Lighter, an Ethereum-based Layer 2 decentralized perpetual futures exchange, has launched its native asset, Lighter Infrastructure Token (LIT), with 25% of its supply distributed via airdrop.
The team made the announcement on December 30, 2025 on their official X account. Lighter is currently joining other decentralized finance (DeFi) networks with its own token initiative.
LIT token debuts with 25% airdrop
Lighter outlined tokenomics and its native token use cases in a detailed thread. The team revealed that the supply of LIT is split evenly between the ecosystem, teams, and investors. Of the 50% allocated to the ecosystem,
Sponsor Sponsor 25% airdropped at TGE (points S1 and S2). With lightweighting, the remaining 25% is reserved for future growth, including additional point seasons, partnerships, and ecosystem initiatives.
The writer allocated the remaining 50% of the total supply to the team and investors. The team will receive 26% and investors will receive 24%. All these tokens are subject to a one-year cliff. Additionally, after an initial one-year lock-up, team and investor tokens vest linearly over three years.
It is worth noting that many users report receiving airdrops. Additionally, the token began trading after its initial announcement. At the time of this writing, LIT was trading at $2.45.

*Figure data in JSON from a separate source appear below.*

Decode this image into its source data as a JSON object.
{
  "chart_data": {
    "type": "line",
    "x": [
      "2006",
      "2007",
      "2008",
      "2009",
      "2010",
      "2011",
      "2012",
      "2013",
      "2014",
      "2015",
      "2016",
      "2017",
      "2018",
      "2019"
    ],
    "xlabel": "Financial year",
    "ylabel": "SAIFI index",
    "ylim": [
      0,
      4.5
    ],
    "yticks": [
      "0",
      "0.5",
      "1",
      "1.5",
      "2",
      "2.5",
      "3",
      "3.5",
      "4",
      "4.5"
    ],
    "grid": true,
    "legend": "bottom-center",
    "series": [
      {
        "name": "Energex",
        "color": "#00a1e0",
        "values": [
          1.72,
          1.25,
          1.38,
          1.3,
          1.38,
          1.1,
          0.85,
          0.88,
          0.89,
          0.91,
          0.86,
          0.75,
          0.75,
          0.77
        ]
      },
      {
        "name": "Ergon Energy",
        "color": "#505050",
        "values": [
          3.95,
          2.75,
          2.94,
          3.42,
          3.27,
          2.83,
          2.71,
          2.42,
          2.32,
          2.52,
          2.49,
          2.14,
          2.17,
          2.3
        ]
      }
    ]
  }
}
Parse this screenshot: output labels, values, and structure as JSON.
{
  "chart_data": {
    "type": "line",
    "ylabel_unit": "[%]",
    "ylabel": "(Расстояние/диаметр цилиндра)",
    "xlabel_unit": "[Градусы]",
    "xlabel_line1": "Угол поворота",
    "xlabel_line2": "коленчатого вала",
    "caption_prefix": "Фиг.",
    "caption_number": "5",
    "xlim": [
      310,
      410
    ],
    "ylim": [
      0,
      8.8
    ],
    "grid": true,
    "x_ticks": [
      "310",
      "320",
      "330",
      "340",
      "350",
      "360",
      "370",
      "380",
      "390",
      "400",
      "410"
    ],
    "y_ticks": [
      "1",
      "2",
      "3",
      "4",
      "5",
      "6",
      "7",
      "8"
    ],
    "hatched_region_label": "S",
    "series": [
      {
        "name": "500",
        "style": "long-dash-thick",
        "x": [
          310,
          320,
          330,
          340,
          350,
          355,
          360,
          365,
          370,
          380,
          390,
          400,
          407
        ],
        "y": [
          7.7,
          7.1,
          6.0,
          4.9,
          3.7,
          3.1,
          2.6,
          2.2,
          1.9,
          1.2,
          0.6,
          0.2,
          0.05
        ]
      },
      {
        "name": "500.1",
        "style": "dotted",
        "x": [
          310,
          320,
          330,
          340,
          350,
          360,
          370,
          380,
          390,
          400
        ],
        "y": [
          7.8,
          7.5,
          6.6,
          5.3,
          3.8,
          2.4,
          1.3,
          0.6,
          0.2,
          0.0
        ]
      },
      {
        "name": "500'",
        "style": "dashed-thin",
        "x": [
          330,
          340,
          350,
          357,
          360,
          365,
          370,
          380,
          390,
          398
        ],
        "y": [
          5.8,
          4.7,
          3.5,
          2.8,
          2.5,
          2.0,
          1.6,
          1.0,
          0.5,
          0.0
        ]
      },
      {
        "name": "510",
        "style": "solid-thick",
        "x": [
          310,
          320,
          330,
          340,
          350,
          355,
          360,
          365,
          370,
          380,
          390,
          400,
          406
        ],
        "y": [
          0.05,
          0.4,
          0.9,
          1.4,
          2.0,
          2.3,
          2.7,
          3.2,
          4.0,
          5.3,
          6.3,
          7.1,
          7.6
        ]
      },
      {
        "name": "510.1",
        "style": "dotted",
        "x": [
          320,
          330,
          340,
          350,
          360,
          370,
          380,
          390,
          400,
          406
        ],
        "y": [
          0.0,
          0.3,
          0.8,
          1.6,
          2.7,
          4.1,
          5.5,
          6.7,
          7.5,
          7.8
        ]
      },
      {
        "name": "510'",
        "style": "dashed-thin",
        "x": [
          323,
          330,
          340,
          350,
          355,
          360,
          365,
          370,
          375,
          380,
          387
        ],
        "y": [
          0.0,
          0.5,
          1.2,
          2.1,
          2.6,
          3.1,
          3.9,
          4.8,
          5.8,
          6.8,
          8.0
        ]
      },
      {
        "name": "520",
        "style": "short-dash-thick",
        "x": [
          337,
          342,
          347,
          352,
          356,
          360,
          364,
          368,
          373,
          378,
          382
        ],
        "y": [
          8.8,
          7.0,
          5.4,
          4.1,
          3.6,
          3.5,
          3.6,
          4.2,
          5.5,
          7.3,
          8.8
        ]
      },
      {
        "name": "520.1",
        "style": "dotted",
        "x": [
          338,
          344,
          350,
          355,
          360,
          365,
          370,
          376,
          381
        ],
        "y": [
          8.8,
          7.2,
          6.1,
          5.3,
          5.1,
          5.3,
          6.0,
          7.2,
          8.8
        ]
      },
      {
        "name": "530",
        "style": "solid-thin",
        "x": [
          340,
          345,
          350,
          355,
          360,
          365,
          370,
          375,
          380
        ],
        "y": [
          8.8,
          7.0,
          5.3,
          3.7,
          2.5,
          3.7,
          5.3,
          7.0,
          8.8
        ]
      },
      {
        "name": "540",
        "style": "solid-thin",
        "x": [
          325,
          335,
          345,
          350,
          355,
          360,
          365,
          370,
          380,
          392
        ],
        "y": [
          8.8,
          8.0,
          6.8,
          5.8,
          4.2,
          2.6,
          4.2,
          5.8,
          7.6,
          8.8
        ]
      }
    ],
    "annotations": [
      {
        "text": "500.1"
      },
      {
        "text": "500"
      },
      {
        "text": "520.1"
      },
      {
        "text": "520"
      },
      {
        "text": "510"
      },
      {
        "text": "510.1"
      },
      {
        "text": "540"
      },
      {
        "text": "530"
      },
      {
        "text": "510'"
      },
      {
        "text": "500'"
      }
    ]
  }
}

From a utility perspective, LIT is designed to underpin Lighter’s broader infrastructure stack. By hosting an LIT, participants will have access to products designed to improve execution quality, capital efficiency and risk-adjusted results.
“Our framework for the utility of LIT tokens is to consider how value is exchanged across the financial system and build the infrastructure in a way that captures value through efficiency, transparency, and innovation,” the team wrote.
At the infrastructure level, LITs are required to participate in a hierarchical execution and validation system that ensures transactions are fair and accurate. At the same time, LIT acts as both a fee and staking token for market data and price verification, encouraging the provision of verifiable data used in trading and risk management.
“The value created by all Lighter products and services belongs entirely to LIT holders. We are building in the US, and the tokens will be issued directly by C-Corp, who will continue to operate the protocol at their cost,” Lighter added.
The token launch follows the DEX’s $68 million funding round in November that valued the project at $1.5 billion. Additionally, DefiLama data showed that the protocol’s TVL showed significant growth, reaching $1.456 billion in ATH in mid-December.